Mazen Hanna, MD: We’ve run into the same problem. We’ve had patients with AL cardiac amyloidosis who have had rapid AFib [atrial fibrillation] along with severe heart failure. You read the older article that Martha Skinner wrote, where they ground up fibrils that were AL and AA, in this case not ATTR, and found that Dig avidly bound those fibrils, and then imputing that: “Hey, there must be a higher local concentration,” and in conjunction with some cases of sudden cardiac death, it was dogma: Digoxin shouldn’t be given. I remember they used to give a lot higher doses then.

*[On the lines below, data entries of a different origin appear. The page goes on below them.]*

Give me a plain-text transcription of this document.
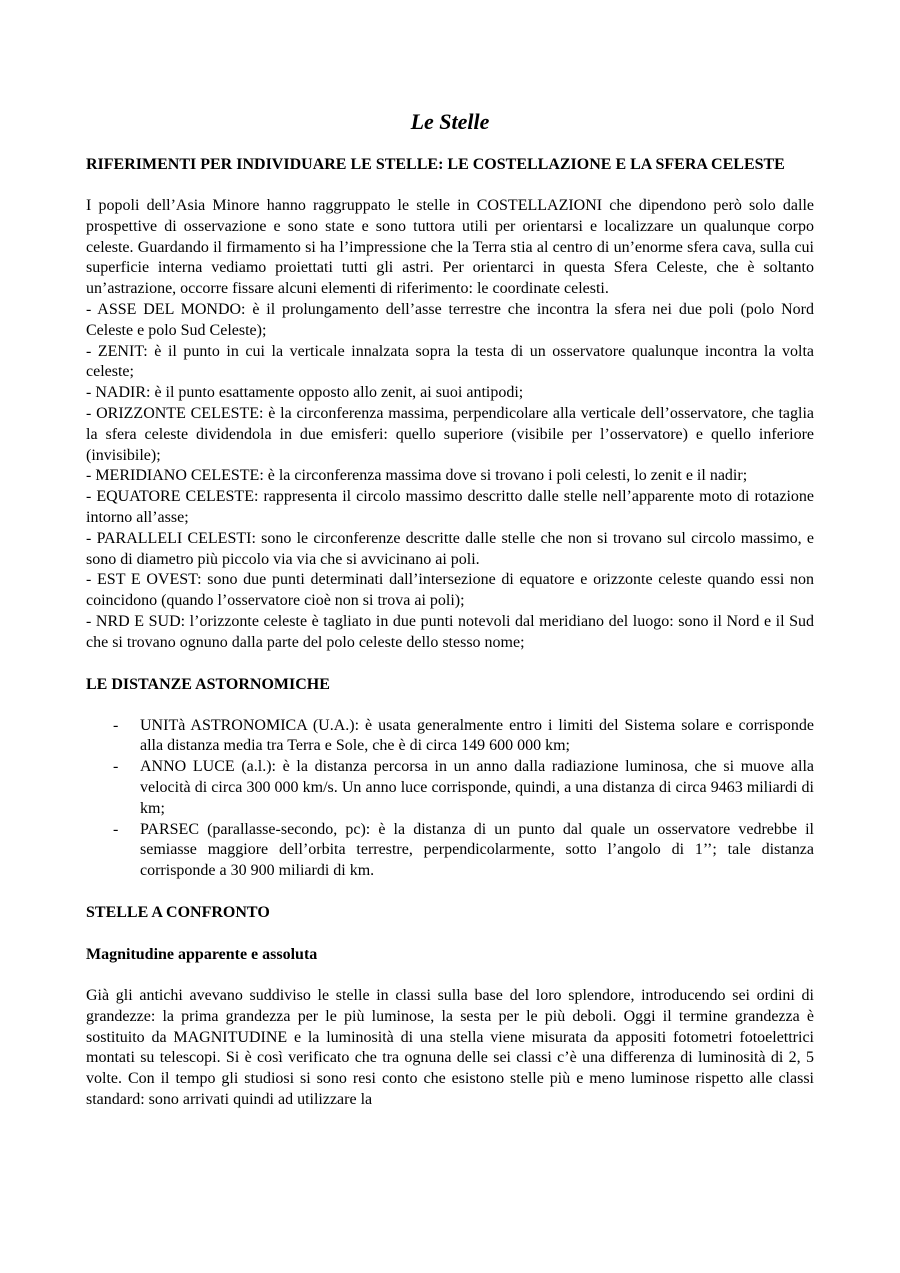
Le Stelle

RIFERIMENTI PER INDIVIDUARE LE STELLE: LE COSTELLAZIONE E LA SFERA CELESTE

I popoli dell’Asia Minore hanno raggruppato le stelle in COSTELLAZIONI che dipendono però solo dalle prospettive di osservazione e sono state e sono tuttora utili per orientarsi e localizzare un qualunque corpo celeste. Guardando il firmamento si ha l’impressione che la Terra stia al centro di un’enorme sfera cava, sulla cui superficie interna vediamo proiettati tutti gli astri. Per orientarci in questa Sfera Celeste, che è soltanto un’astrazione, occorre fissare alcuni elementi di riferimento: le coordinate celesti.

- ASSE DEL MONDO: è il prolungamento dell’asse terrestre che incontra la sfera nei due poli (polo Nord Celeste e polo Sud Celeste);

- ZENIT: è il punto in cui la verticale innalzata sopra la testa di un osservatore qualunque incontra la volta celeste;

- NADIR: è il punto esattamente opposto allo zenit, ai suoi antipodi;

- ORIZZONTE CELESTE: è la circonferenza massima, perpendicolare alla verticale dell’osservatore, che taglia la sfera celeste dividendola in due emisferi: quello superiore (visibile per l’osservatore) e quello inferiore (invisibile);

- MERIDIANO CELESTE: è la circonferenza massima dove si trovano i poli celesti, lo zenit e il nadir;

- EQUATORE CELESTE: rappresenta il circolo massimo descritto dalle stelle nell’apparente moto di rotazione intorno all’asse;

- PARALLELI CELESTI: sono le circonferenze descritte dalle stelle che non si trovano sul circolo massimo, e sono di diametro più piccolo via via che si avvicinano ai poli.

- EST E OVEST: sono due punti determinati dall’intersezione di equatore e orizzonte celeste quando essi non coincidono (quando l’osservatore cioè non si trova ai poli);

- NRD E SUD: l’orizzonte celeste è tagliato in due punti notevoli dal meridiano del luogo: sono il Nord e il Sud che si trovano ognuno dalla parte del polo celeste dello stesso nome;

LE DISTANZE ASTORNOMICHE

- UNITà ASTRONOMICA (U.A.): è usata generalmente entro i limiti del Sistema solare e corrisponde alla distanza media tra Terra e Sole, che è di circa 149 600 000 km;
- ANNO LUCE (a.l.): è la distanza percorsa in un anno dalla radiazione luminosa, che si muove alla velocità di circa 300 000 km/s. Un anno luce corrisponde, quindi, a una distanza di circa 9463 miliardi di km;
- PARSEC (parallasse-secondo, pc): è la distanza di un punto dal quale un osservatore vedrebbe il semiasse maggiore dell’orbita terrestre, perpendicolarmente, sotto l’angolo di 1’’; tale distanza corrisponde a 30 900 miliardi di km.

STELLE A CONFRONTO

Magnitudine apparente e assoluta

Già gli antichi avevano suddiviso le stelle in classi sulla base del loro splendore, introducendo sei ordini di grandezze: la prima grandezza per le più luminose, la sesta per le più deboli. Oggi il termine grandezza è sostituito da MAGNITUDINE e la luminosità di una stella viene misurata da appositi fotometri fotoelettrici montati su telescopi. Si è così verificato che tra ognuna delle sei classi c’è una differenza di luminosità di 2, 5 volte. Con il tempo gli studiosi si sono resi conto che esistono stelle più e meno luminose rispetto alle classi standard: sono arrivati quindi ad utilizzare la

Martha Grogan and her Mayo Clinic colleagues published an article—Muchtar is the first author—in the Amyloid Journal, looking at their experience with Digoxin in patients with AL, specifically AL amyloidosis, and found a rate of adverse events, I think it was 10% to 12%. But their conclusion was with careful dosing and monitoring of serum levels and monitoring, that if you really are in a corner where you need rate control, and you can’t use β-blockers or diltiazem, that you have to evaluate the risks versus the benefits.
And with TTR [transthyretin], I agree with Ron, same thing. We have just submitted a manuscript of about 69 patients who were on Digoxin—over half had TTR—and came up with similar adverse event rates, but we didn’t see any deaths attributed to Digoxin. So, for me, the take-home message is I would be cautious. I wouldn’t use it unless you really needed it, and I would use it with lower doses with clear monitoring. But to say it’s absolutely contraindicated, I think that’s dogma.
Akshay S. Desai, MD, MPH: I agree. I think I brought it up mainly for that reason. I think that it is important, though, that we think about aggressive management of atrial fibrillation in these patients. It’s very poorly tolerated, particularly at high rates. Some of the traditional therapies, for the same reasons that Ron mentioned, are poorly tolerated for heart failure. Aggressive rate control of atrial fibrillation with AV [atrioventricular] nodal agents is often not well tolerated in patients with amyloid heart disease. I think we often do reach for older agents like Digoxin in extreme circumstances, but then I think we also need to think more aggressively about strategies for restoration of sinus rhythm, where that’s possible. We could talk a little bit about whether there’s a role for more aggressive strategies like pulmonary vein isolation. I think most of us have concerns in patients with advanced amyloid about the likelihood of success of those strategies.
But I think we even run to strategies like AV junction ablation a little bit earlier in this population, where we’re really struggling with adequate rate control, understanding that that leaves patients dependent on pacing systems. So, I think that management of AF is a real problem in this population—certainly thromboembolism and those risks are amplified and underscore the need for anticoagulation.